In 2003, Nokia and the maker of Blackberry devices, Research in Motion (RIM), entered into a license agreement allowing RIM and Nokia to share some standard-essential patents. Eight years later in 2011, RIM argued that Nokia’s WLAN patents, which it is using in its devices, should be included in the original standard-essential patents agreement.
To this end, RIM has sought arbitration in Sweden.
Nokia argued that by using its WLAN technology, RIM violated its patents. Nokia’s argument is that its WLAN technology is intellectual property and not part of its standard-essential patents. Nokia requested that royalty payments should be made by RIM.
In May of 2012, Nokia tried to protect what it considers to be its intellectual property, and claimed that 45 of its patents were violated.
Nokia’s chief legal officer, Louise Pentland, said “We’d rather that other companies respect our intellectual property and compete using their own innovations. Many of these inventions are fundamental to Nokia products.”

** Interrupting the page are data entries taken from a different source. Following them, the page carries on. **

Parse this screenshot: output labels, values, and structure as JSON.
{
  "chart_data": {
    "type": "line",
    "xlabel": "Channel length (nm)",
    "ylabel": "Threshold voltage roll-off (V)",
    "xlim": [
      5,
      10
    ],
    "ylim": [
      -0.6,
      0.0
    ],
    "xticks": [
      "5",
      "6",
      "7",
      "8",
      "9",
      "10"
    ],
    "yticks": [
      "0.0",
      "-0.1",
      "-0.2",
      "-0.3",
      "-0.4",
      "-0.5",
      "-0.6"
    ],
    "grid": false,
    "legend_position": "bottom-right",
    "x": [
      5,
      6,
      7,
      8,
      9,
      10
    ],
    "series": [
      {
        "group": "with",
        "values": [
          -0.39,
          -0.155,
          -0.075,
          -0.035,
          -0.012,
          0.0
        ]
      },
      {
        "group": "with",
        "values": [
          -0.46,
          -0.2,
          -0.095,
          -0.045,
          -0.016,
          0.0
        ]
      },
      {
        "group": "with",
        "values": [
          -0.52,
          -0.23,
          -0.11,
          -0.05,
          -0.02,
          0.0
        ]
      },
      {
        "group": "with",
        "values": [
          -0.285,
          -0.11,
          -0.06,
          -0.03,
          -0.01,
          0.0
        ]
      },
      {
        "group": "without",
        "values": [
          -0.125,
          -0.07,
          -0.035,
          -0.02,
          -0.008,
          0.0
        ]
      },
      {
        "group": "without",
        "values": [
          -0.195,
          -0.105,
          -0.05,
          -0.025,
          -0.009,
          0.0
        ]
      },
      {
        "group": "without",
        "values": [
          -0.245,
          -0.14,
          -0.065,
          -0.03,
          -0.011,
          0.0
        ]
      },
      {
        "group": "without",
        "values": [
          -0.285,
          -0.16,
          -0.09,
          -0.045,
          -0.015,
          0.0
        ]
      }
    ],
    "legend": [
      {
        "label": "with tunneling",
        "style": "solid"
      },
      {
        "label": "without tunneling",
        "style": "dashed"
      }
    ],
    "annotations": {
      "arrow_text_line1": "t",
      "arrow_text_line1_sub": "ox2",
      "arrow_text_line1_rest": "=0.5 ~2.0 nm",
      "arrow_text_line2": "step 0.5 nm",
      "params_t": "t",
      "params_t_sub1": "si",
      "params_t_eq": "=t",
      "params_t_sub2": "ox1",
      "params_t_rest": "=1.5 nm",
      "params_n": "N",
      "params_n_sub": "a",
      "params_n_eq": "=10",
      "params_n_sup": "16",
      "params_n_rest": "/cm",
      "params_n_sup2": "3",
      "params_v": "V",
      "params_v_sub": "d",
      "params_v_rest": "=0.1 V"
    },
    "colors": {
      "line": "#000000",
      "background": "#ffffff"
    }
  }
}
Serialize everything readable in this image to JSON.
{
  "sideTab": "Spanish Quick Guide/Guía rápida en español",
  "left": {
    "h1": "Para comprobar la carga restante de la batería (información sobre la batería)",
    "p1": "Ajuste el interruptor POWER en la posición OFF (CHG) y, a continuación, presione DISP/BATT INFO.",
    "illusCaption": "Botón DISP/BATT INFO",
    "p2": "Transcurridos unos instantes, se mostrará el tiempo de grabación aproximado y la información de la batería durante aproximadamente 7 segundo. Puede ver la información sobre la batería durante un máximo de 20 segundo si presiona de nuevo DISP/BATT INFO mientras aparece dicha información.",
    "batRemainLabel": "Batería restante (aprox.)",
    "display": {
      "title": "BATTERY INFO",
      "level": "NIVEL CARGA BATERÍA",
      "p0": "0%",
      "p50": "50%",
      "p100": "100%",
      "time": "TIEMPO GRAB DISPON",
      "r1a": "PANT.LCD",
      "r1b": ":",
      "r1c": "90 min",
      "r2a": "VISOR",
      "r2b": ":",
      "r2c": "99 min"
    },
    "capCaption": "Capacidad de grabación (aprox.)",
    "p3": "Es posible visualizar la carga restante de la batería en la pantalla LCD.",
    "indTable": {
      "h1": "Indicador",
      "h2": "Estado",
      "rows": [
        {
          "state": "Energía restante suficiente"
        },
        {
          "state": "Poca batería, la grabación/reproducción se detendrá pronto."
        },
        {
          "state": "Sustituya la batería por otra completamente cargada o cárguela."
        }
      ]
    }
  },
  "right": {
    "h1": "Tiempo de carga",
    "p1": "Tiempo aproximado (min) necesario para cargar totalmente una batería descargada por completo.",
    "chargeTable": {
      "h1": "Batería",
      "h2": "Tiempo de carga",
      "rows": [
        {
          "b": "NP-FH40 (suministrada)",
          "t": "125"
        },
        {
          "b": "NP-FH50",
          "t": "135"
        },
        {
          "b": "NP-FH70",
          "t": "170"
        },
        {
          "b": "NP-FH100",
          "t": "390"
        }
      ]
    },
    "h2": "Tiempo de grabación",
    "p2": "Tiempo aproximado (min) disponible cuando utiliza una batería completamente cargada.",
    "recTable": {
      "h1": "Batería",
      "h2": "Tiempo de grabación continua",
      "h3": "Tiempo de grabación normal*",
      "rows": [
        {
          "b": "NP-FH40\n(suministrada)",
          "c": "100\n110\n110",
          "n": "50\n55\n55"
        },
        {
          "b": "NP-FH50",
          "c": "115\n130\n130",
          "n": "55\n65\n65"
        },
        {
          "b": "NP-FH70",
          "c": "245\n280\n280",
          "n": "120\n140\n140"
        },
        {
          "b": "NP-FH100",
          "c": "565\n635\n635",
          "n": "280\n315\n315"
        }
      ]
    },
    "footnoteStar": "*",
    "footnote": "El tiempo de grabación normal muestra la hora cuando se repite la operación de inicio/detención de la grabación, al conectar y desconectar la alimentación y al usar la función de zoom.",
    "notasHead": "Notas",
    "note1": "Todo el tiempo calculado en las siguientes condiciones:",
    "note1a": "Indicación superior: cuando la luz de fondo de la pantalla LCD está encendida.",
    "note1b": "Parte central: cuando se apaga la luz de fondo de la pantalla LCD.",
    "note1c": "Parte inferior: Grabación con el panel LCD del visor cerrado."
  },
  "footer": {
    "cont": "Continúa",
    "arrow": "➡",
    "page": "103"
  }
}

In November 2012, RIM was the loser in the arbitration process. A Swedish arbitrator ruled in favor of Nokia. This, in turn, led Nokia to say that all lawsuits in the U.S., Canada and the U.K. are at an end.
Paul Mein, chief intellectual property officer at Nokia, was quoted as saying, “We are very pleased to have resolved our patent licensing issues with RIM and reached this new agreement, while maintaining Nokia’s ability to protect our unique product differentiation.”
There was no comment from either Nokia or RIM as to how much money was agreed upon to settle the dispute. Nokia is also not making public as to which of its patents were included in this deal.
Nokia is also not disclosing which of the 45 patents were violated by RIM, HTC and Viewsonic, but it did say that they have spent close to $60 billion on research and development over the last 20 years.
To settle everything, the Blackberry maker will make a one-time undisclosed payment to Nokia. In addition to this payment, RIM will make royalty payments to Nokia for the continued use of its patents.